Rizzo ha poi ricordato, a margine della conferenza stampa, le perplessità dell’Usb su ArcelorMittal. “Non riteniamo che Mittal sia il soggetto adatto”, ricordando la posizione portata avanti dall’Unione sindacale di base che, sin da subito, si è espressa per la nazionalizzazione dell’Ilva. “Abbiamo comunicato al ministro che al primo errore da parte di Mittal, pretenderemo che il Governo si faccia carico di quella fabbrica e che ci sia veramente un cambio di passo”.  Rizzo, nel reputarsi soddisfatto dell’accordo, perché “abbiamo messo in sicurezza i lavoratori”, chiede al Governo, e soprattutto alla sua componente del M5S, “che si ricominci a lavorare per una Taranto diversa, che nei prossimi anni possa dare la possibilità ai nostri figli di poter scegliere in favore di altre attività lavorative, visto che oggi siamo costretti a scegliere fra l’Ilva di Taranto e la disoccupazione”.

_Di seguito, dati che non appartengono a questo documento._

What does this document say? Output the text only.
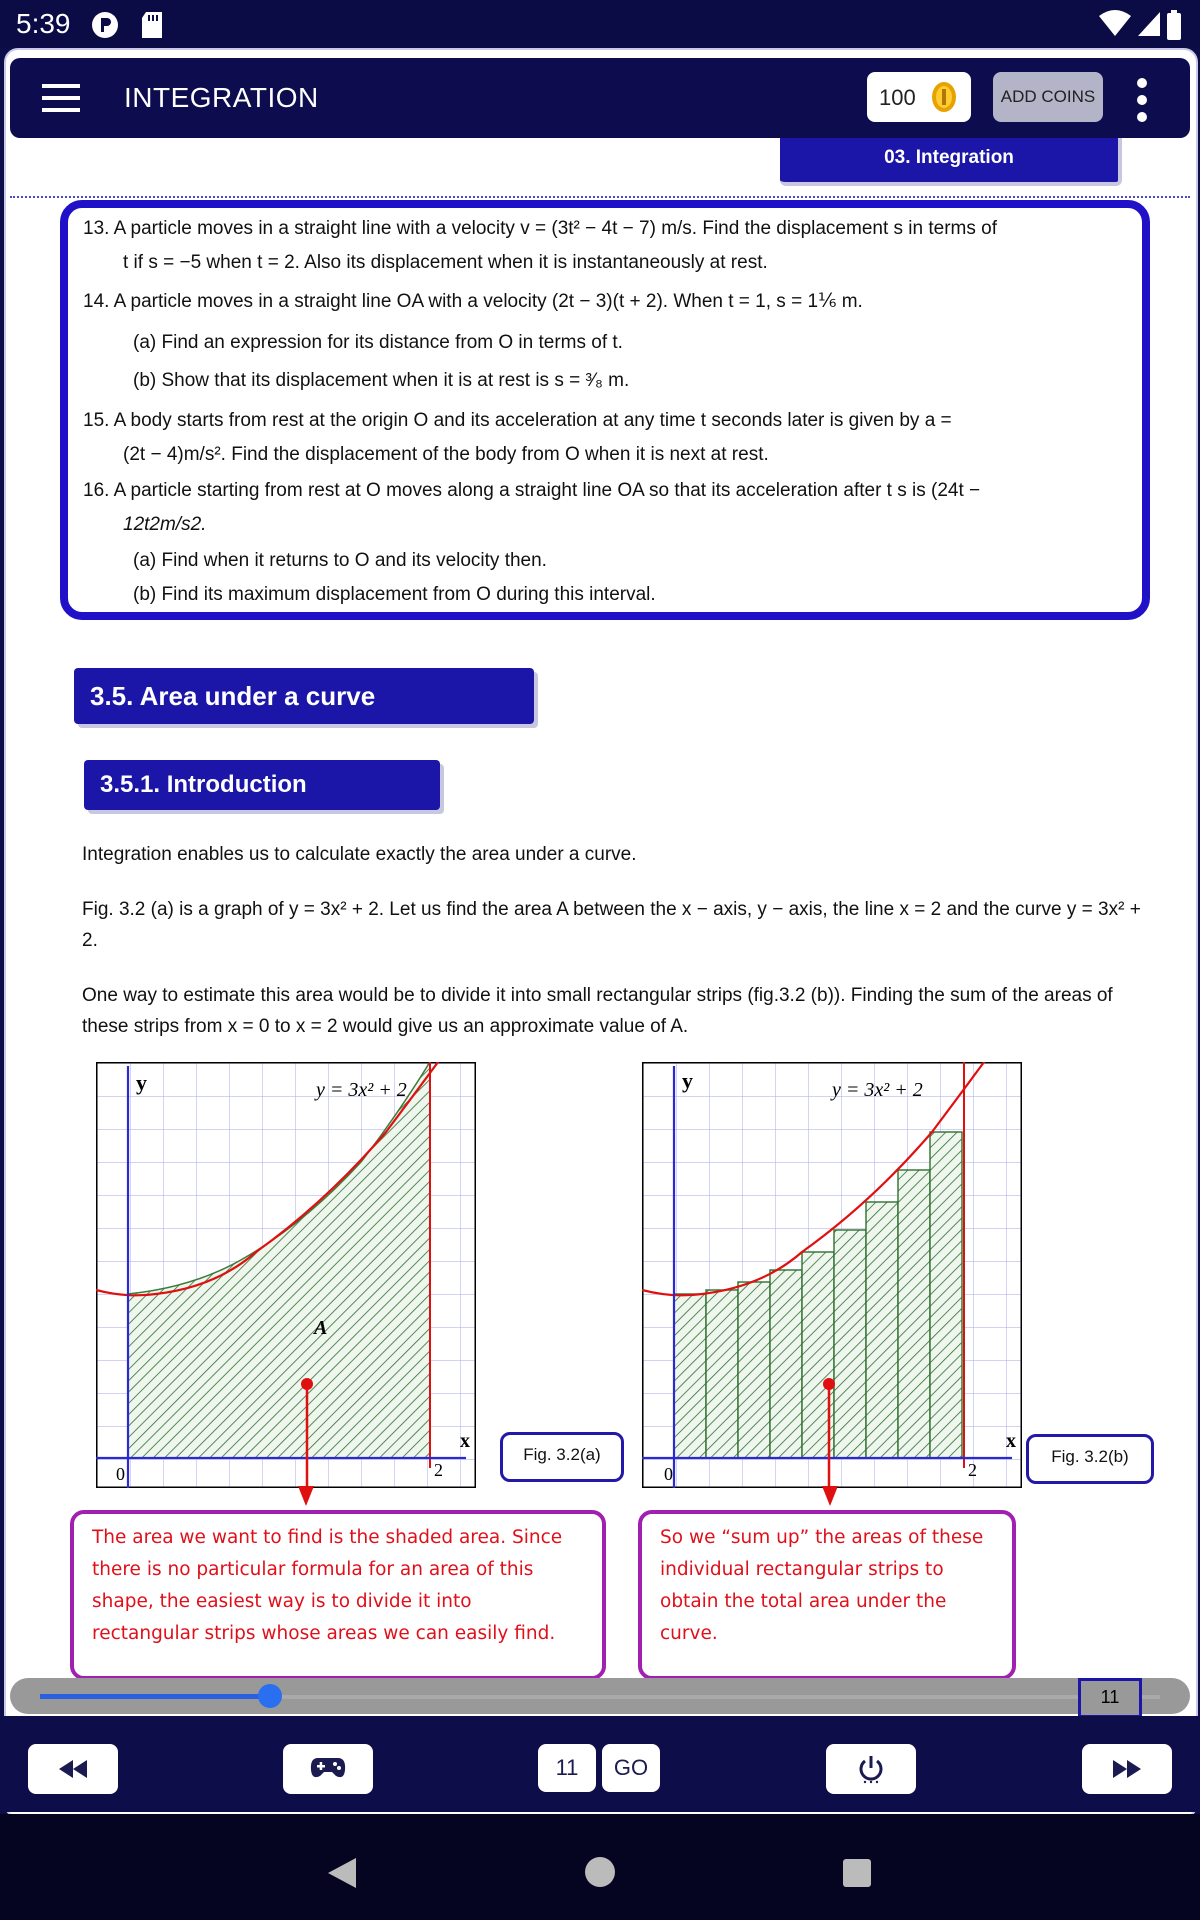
5:39
INTEGRATION	100	ADD COINS
03. Integration
13. A particle moves in a straight line with a velocity v = (3t² − 4t − 7) m/s. Find the displacement s in terms of
t if s = −5 when t = 2. Also its displacement when it is instantaneously at rest.
14. A particle moves in a straight line OA with a velocity (2t − 3)(t + 2). When t = 1, s = 1⅙ m.
(a) Find an expression for its distance from O in terms of t.
(b) Show that its displacement when it is at rest is s = ³⁄₈ m.
15. A body starts from rest at the origin O and its acceleration at any time t seconds later is given by a =
(2t − 4)m/s². Find the displacement of the body from O when it is next at rest.
16. A particle starting from rest at O moves along a straight line OA so that its acceleration after t s is (24t −
12t2m/s2.
(a) Find when it returns to O and its velocity then.
(b) Find its maximum displacement from O during this interval.
3.5. Area under a curve
3.5.1. Introduction
Integration enables us to calculate exactly the area under a curve.
Fig. 3.2 (a) is a graph of y = 3x² + 2. Let us find the area A between the x − axis, y − axis, the line x = 2 and the curve y = 3x² + 2.
One way to estimate this area would be to divide it into small rectangular strips (fig.3.2 (b)). Finding the sum of the areas of these strips from x = 0 to x = 2 would give us an approximate value of A.
y	y = 3x² + 2
A
x
0	2
Fig. 3.2(a)
y	y = 3x² + 2
x
0	2
Fig. 3.2(b)
The area we want to find is the shaded area. Since there is no particular formula for an area of this shape, the easiest way is to divide it into rectangular strips whose areas we can easily find.
So we “sum up” the areas of these individual rectangular strips to obtain the total area under the curve.
11
11	GO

Il segretario provinciale della Fiom Cgil, Giuseppe Romano, ha poi precisato che ora arriverà “la parte più difficile” di questa vertenza. Ovvero “mettere in pratica quell’accordo, che non sarà una cosa facile – ha precisato Romano -. Quell’accordo prevede una situazione di working progress che durerà diversi anni e, per tali ragioni, dovrà vederci più impegnati e coesi”. Ha poi ricordato, relativamente al Piano ambientale, l’impegno della Fiom affinché si ponga risalto e si utilizzi, come strumento di valutazione dell’impatto ambientale, la VIIAS, ovvero la valutazione integrale di impatto ambientale e sanitario.

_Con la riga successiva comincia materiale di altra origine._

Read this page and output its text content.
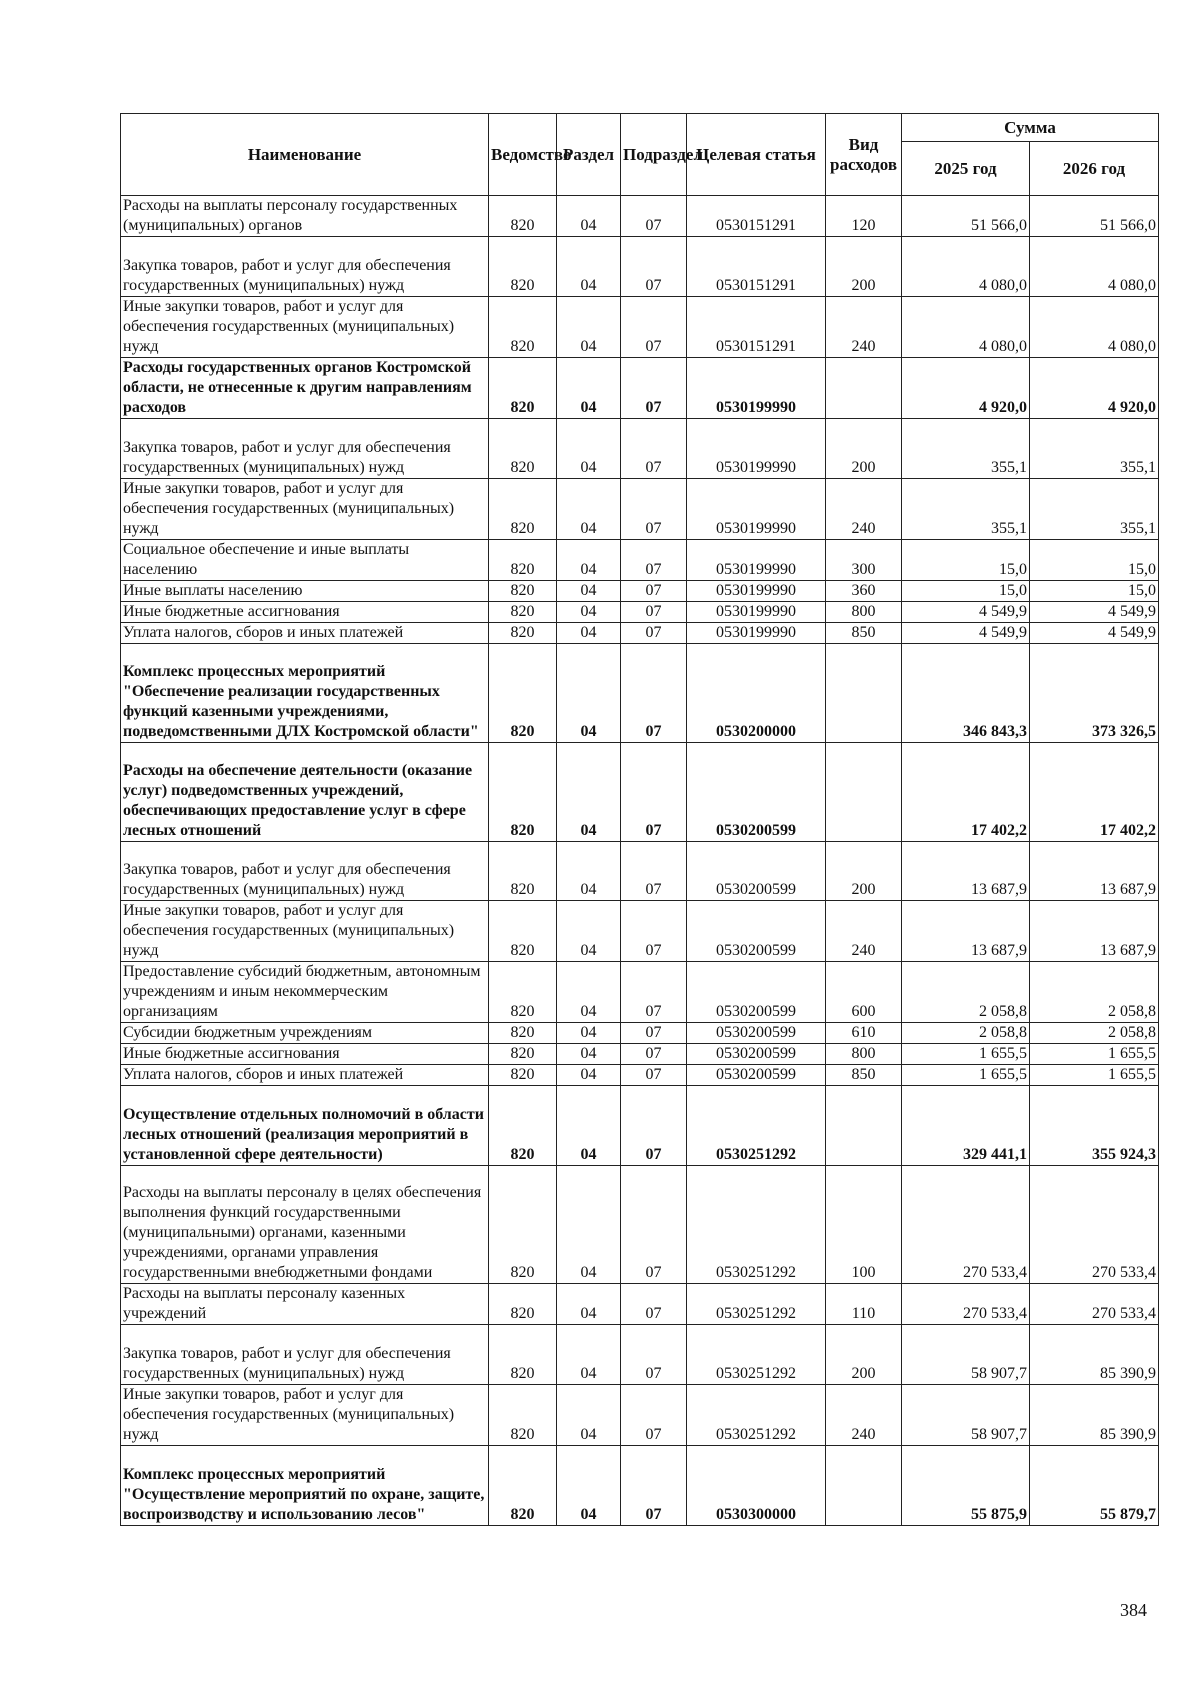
Наименование	Ведомство	Раздел	Подраздел	Целевая статья	Вид расходов	Сумма	
						2025 год	2026 год
Расходы на выплаты персоналу государственных (муниципальных) органов	820	04	07	0530151291	120	51 566,0	51 566,0
Закупка товаров, работ и услуг для обеспечения государственных (муниципальных) нужд	820	04	07	0530151291	200	4 080,0	4 080,0
Иные закупки товаров, работ и услуг для обеспечения государственных (муниципальных) нужд	820	04	07	0530151291	240	4 080,0	4 080,0
Расходы государственных органов Костромской области, не отнесенные к другим направлениям расходов	820	04	07	0530199990		4 920,0	4 920,0
Закупка товаров, работ и услуг для обеспечения государственных (муниципальных) нужд	820	04	07	0530199990	200	355,1	355,1
Иные закупки товаров, работ и услуг для обеспечения государственных (муниципальных) нужд	820	04	07	0530199990	240	355,1	355,1
Социальное обеспечение и иные выплаты населению	820	04	07	0530199990	300	15,0	15,0
Иные выплаты населению	820	04	07	0530199990	360	15,0	15,0
Иные бюджетные ассигнования	820	04	07	0530199990	800	4 549,9	4 549,9
Уплата налогов, сборов и иных платежей	820	04	07	0530199990	850	4 549,9	4 549,9
Комплекс процессных мероприятий "Обеспечение реализации государственных функций казенными учреждениями, подведомственными ДЛХ Костромской области"	820	04	07	0530200000		346 843,3	373 326,5
Расходы на обеспечение деятельности (оказание услуг) подведомственных учреждений, обеспечивающих предоставление услуг в сфере лесных отношений	820	04	07	0530200599		17 402,2	17 402,2
Закупка товаров, работ и услуг для обеспечения государственных (муниципальных) нужд	820	04	07	0530200599	200	13 687,9	13 687,9
Иные закупки товаров, работ и услуг для обеспечения государственных (муниципальных) нужд	820	04	07	0530200599	240	13 687,9	13 687,9
Предоставление субсидий бюджетным, автономным учреждениям и иным некоммерческим организациям	820	04	07	0530200599	600	2 058,8	2 058,8
Субсидии бюджетным учреждениям	820	04	07	0530200599	610	2 058,8	2 058,8
Иные бюджетные ассигнования	820	04	07	0530200599	800	1 655,5	1 655,5
Уплата налогов, сборов и иных платежей	820	04	07	0530200599	850	1 655,5	1 655,5
Осуществление отдельных полномочий в области лесных отношений (реализация мероприятий в установленной сфере деятельности)	820	04	07	0530251292		329 441,1	355 924,3
Расходы на выплаты персоналу в целях обеспечения выполнения функций государственными (муниципальными) органами, казенными учреждениями, органами управления государственными внебюджетными фондами	820	04	07	0530251292	100	270 533,4	270 533,4
Расходы на выплаты персоналу казенных учреждений	820	04	07	0530251292	110	270 533,4	270 533,4
Закупка товаров, работ и услуг для обеспечения государственных (муниципальных) нужд	820	04	07	0530251292	200	58 907,7	85 390,9
Иные закупки товаров, работ и услуг для обеспечения государственных (муниципальных) нужд	820	04	07	0530251292	240	58 907,7	85 390,9
Комплекс процессных мероприятий "Осуществление мероприятий по охране, защите, воспроизводству и использованию лесов"	820	04	07	0530300000		55 875,9	55 879,7
384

Dalla platea si sono registrate alcune contestazioni da parte di alcuni lavoratori del comitato “Cittadini e lavoratori liberi e pensanti”, i quali contestavano il cambio del verbale dell’accordo da sottoporre ai lavoratori in prossimità del voto, senza che gli stessi lavoratori avessero vagliato prima le ultime modifiche. Al riguardo Giuseppe Romano ha precisato che “il testo del verbale sarà notificato non appena sarà certificato dal Ministero dello Sviluppo Economico e, presumibilmente, ciò avverrà tra oggi e domani”. Ciò precisato, Romano ha voluto concludere affermando che “le politiche industriali le fanno i governi. Il sindacato può solo dire la sua intervenendo in questi processi decisionali”.

"Nothing is real and nothing to get hung"...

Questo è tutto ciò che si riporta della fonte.